D’un minimalisme post-bressonien très white cube-compatible, Bluish dresse le portrait de deux étudiantes en art en une succession de plans-séquences tournés en 16mm qui rendent compte d’une forme de désœuvrement. Lauréat du Grand Prix, le film reprend le même dispositif que Beatrix, leur précédent long-métrage : des fragments de vie quotidienne en plan-séquences quasiment muets, et des personnages cloîtrés dans leur solitude dont le lymphatisme confine au burlesque. Il en émane une atmosphère proche des films d’Angela Schanelec, qui témoigne à la fois d’une grande rigueur formelle (des cadrages décentrés qui enferment les personnages dans l’étroitesse géométrique de leur environnement) et d’un geste un rien poseur sous couvert de radicalité. Il n’en ressort pas moins un rapport au temps et au mouvement d’une langueur hypnotique. 

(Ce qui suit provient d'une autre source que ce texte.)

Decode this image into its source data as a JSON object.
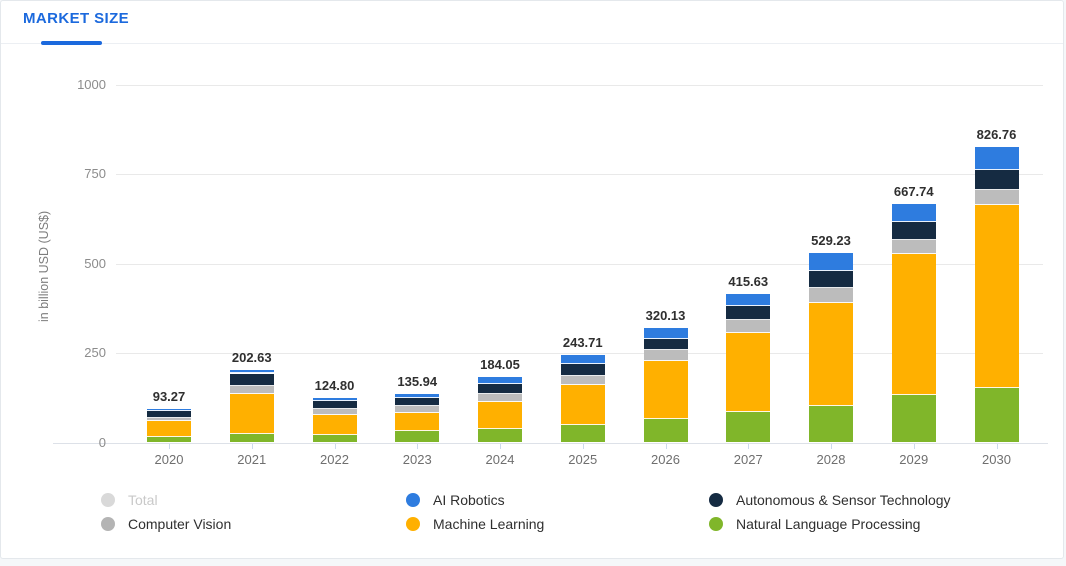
{
  "header": {
    "title": "MARKET SIZE"
  },
  "colors": {
    "accent_blue": "#1b69dd",
    "card_background": "#ffffff",
    "page_background": "#f5f7f9"
  },
  "chart_data": {
    "type": "bar",
    "subtype": "stacked-column",
    "title": "MARKET SIZE",
    "ylabel": "in billion USD (US$)",
    "xlabel": "",
    "ylim": [
      0,
      1000
    ],
    "yticks": [
      0,
      250,
      500,
      750,
      1000
    ],
    "grid": true,
    "categories": [
      "2020",
      "2021",
      "2022",
      "2023",
      "2024",
      "2025",
      "2026",
      "2027",
      "2028",
      "2029",
      "2030"
    ],
    "totals_labels": [
      "93.27",
      "202.63",
      "124.80",
      "135.94",
      "184.05",
      "243.71",
      "320.13",
      "415.63",
      "529.23",
      "667.74",
      "826.76"
    ],
    "series": [
      {
        "name": "Natural Language Processing",
        "color": "#80b62a",
        "values": [
          16.4,
          24.7,
          19.8,
          33.3,
          38.6,
          47.6,
          64.7,
          84.4,
          102.7,
          131.5,
          153.8
        ]
      },
      {
        "name": "Machine Learning",
        "color": "#ffb000",
        "values": [
          44.6,
          110.6,
          57.2,
          50.2,
          74.1,
          112.5,
          163.3,
          222.3,
          288.4,
          394.4,
          510.9
        ]
      },
      {
        "name": "Computer Vision",
        "color": "#bcbcbc",
        "values": [
          7.9,
          22.7,
          18.0,
          19.1,
          22.5,
          25.8,
          30.1,
          34.6,
          41.9,
          39.2,
          41.5
        ]
      },
      {
        "name": "Autonomous & Sensor Technology",
        "color": "#152b42",
        "values": [
          18.3,
          35.0,
          20.6,
          20.8,
          29.0,
          33.1,
          32.7,
          41.4,
          46.9,
          50.4,
          54.9
        ]
      },
      {
        "name": "AI Robotics",
        "color": "#2e7cdf",
        "values": [
          6.1,
          9.7,
          9.3,
          12.5,
          19.8,
          24.7,
          29.3,
          32.9,
          49.3,
          52.3,
          65.5
        ]
      }
    ],
    "legend_position": "bottom",
    "legend_columns": [
      [
        {
          "label": "Total",
          "color": "#d9d9d9",
          "disabled": true
        },
        {
          "label": "Computer Vision",
          "color": "#b4b4b4",
          "disabled": false
        }
      ],
      [
        {
          "label": "AI Robotics",
          "color": "#2e7cdf",
          "disabled": false
        },
        {
          "label": "Machine Learning",
          "color": "#ffb000",
          "disabled": false
        }
      ],
      [
        {
          "label": "Autonomous & Sensor Technology",
          "color": "#152b42",
          "disabled": false
        },
        {
          "label": "Natural Language Processing",
          "color": "#80b62a",
          "disabled": false
        }
      ]
    ]
  }
}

© 7 Promenades de Pierre Creton et Vincent Barré



7 promenades avec Mark Brown de Pierre Creton & Vincent Barré


D’une délicatesse et d’une attention de chaque instant pour le biotope normand dans lequel s’inscrit chacun de ses films, le cinéaste-jardinier Pierre Creton et son compagnon Vincent Barré documentent ici sept promenades à la recherche de plantes endémiques, guidé le long des sentiers du pays de Caux par le biologiste Mark Brown. C’est un film simple, qui annonce sans détour son programme et nous le propose en deux temps, celui de la découverte en temps réel et celui, différé, de l’inventaire des trouvailles. Nous voilà embarqués dans une balade au long cours, en compagnie de Pierre, Vincent et leurs amis. Antoine Pirotte, qui tenait le rôle principal d’Un prince, précédent long métrage de Pierre Creton, est préposé au filmage en 16mm de chacune des fleurs trouvées le long du chemin, dont les images constituent la seconde partie du film, bercée par la voix savante et si douce de Mark Brown. Voilà un film aussi sensible que discret sur l’attention portée au vivant et au grand mélange cosmique que constitue la botanique. Comme l’énonce justement le philosophe Emanuele Coccia, « les plantes montrent que vivre ensemble n’est pas une affaire de communauté ni de politique (…). Regarder les plantes signifie regarder ce spécifique contenu du monde qui l’a rendu et le rend constamment possible. Parler des plantes signifie parler de l’origine de notre monde, de son début perpétuel, qui se répète à chaque instant, à chaque lieu du globe. Parler des plantes signifie saisir le premier souffle de l’univers, nommer le lieu où toute chose commence à respirer. » Le meilleur des antidotes face à la résurgence du fascisme ?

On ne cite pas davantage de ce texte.